Che da tempo la guerra in Ucraina si sia trasformata in una guerra per procura, Globalist lo ha scritto in più articoli. Così come gli interessi di vari attori esterni a “cronicizzare” il conflitto, anche per far piacere all’onnivoro sistema industriale-militare che sulla guerra fa i suoi affari miliardari.  Tutto questo non ci coinvolge? Non chiama in causa anche l’Italia? Potrebbero sembrare domande retoriche, ma purtroppo non è così. Perché da noi la politica estera, anche in tempi di guerra, torna ad essere un’appendice della politica interna, utile per qualche battuta polemica, per fare la gara a chi è più fedele all’America e tacciare gli altri di essere al servizio, magari pure ben retribuito, dello zar del Cremlino. Siamo davvero messi male. Molto male.
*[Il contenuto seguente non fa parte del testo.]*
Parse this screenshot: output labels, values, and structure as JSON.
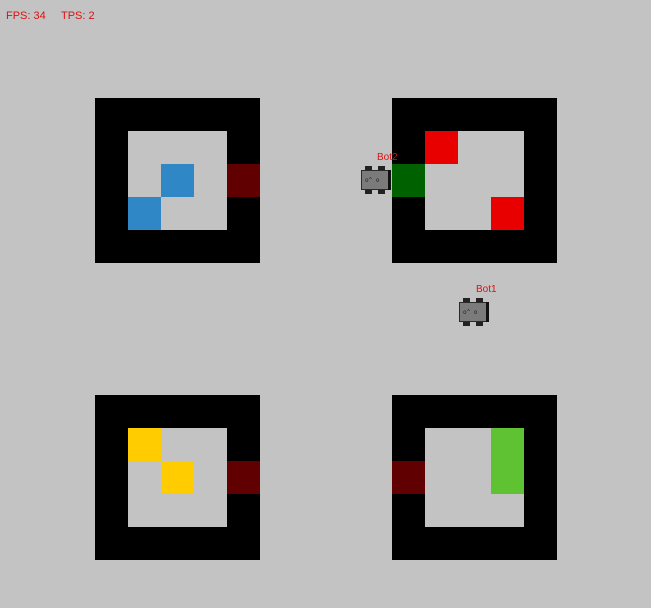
{
  "hud": {
    "fps": "FPS: 34",
    "tps": "TPS: 2"
  },
  "colors": {
    "background": "#c3c3c3",
    "wall": "#000000",
    "door": "#610000",
    "door_open": "#006100",
    "blue": "#2f87c6",
    "red": "#e80000",
    "yellow": "#ffcc00",
    "green": "#5fc232"
  },
  "rooms": [
    {
      "id": "room-top-left",
      "door_side": "right",
      "door_state": "closed",
      "items": [
        "blue",
        "blue"
      ]
    },
    {
      "id": "room-top-right",
      "door_side": "left",
      "door_state": "open",
      "items": [
        "red",
        "red"
      ]
    },
    {
      "id": "room-bottom-left",
      "door_side": "right",
      "door_state": "closed",
      "items": [
        "yellow",
        "yellow"
      ]
    },
    {
      "id": "room-bottom-right",
      "door_side": "left",
      "door_state": "closed",
      "items": [
        "green",
        "green"
      ]
    }
  ],
  "bots": [
    {
      "name": "Bot2",
      "face": "o^ o"
    },
    {
      "name": "Bot1",
      "face": "o^ o"
    }
  ]
}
Con i leader dei due partiti che i sondaggi danno come in lotta per il primato (Fratelli d’Italia e Partito democratico) a chi sbandiera con più enfasi la propria fedeltà atlantica. Per il resto, il nulla. Nessuna criticità per ciò che la guerra è diventata. Nessuna riflessione critica su una Europa sempre più subalterna all’alleato di oltre Atlantico.  La memoria ci fa difetto, e dalla storia non abbiamo tratto lezione. Una guerra si sa (forse) come inizia ma non come potrà finire. E le cose si fanno ancor più preoccupanti quando negli Stati Uniti si comincia a parlare dell’invio di “consiglieri”. Cosa ne pensano i politici che ambiscono a guidare l’Italia? Sono disposti a seguire l’America anche in questa possibile avventura? Saremo alleati o vassalli? Al momento non è dato sapere. E questo è grave. Grave ma rispondente ad un andazzo che non nasce oggi ma che in una situazione di guerra è ancora più preoccupante. Per restare a questa legislatura ormai agli sgoccioli, sul piano internazionale l’Italia ha perso peso, posizioni, e a coprire questo deficit non è bastata l’autorevolezza internazionale di Mario Draghi. L’Italia è stata messa ai margini Libia, in Libano, nel Mediterraneo. Sull’Ucraina abbiamo provato a legarci a Francia e Germania, ma ora la crisi di governo ci ricaccia indietro, anche perché, come qualsiasi fonte diplomatica a Bruxelles può confermare, l’Italia era ascoltata perché a parlare era Draghi. Può piacere o meno, ma è così. Dopo il 25 settembre non lo sarà più. E se dall’America ci chiederanno di inviare anche noi “consiglieri” boots on the ground, chi sarà a Palazzo Chigi saprà dire “No”? Ne dubitiamo fortemente. Che possa farlo Giorgia Meloni, ultrà atlantica per convinzione e per necessità, beh, il dubbio si fa certezza.